The best way to kickstart a child’s recovery from depression (especially early on) is to reverse engineer the depression by working your way back up the spiral and the best way of doing this is to stick to established rules and routines.
READ: THE DIFFERENCE BETWEEN TREATING CHILDREN AND ADULTS IN THERAPY
Don’t let your child convince you otherwise, rules and routines (that includes after school activities that are outdoors with loads of sunlight and a few friends) are important.

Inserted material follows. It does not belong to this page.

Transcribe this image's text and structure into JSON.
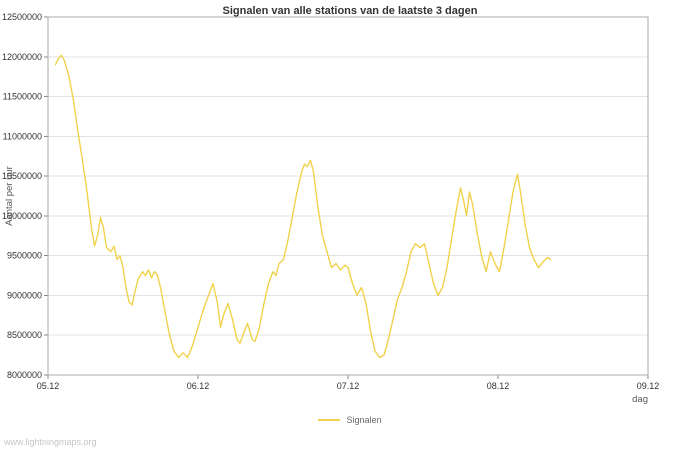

Children are susceptible to spiralling out of control emotionally if the proper framework is not put in place.
The framework is not there to hinder them, but to contain their emotional core and to guide them to a happier existence. And yes, you can allow them some freedom within that framework (I.e. let them choose the activity) but you are the one who sets and maintains the integrity of that framework.
Making It Known That You Are There For Them
Finally we come to the balancing act of: making it known that you are there for them and not making their depression a big issue.
As I mentioned, children are seldom at fault for their depression so laying too much focus on it will only put more pressure on them, which is unfair since they have very little say in whether or not they should be feeling depressed.
Whilst parents are well-intentioned when doing this, putting too much emphasis on the depression risks pushing the child further down the depression spiral.
What I recommend doing instead is to talk once about the depression in detail and then to leave the door open for the child to approach the parent when they wish to do so.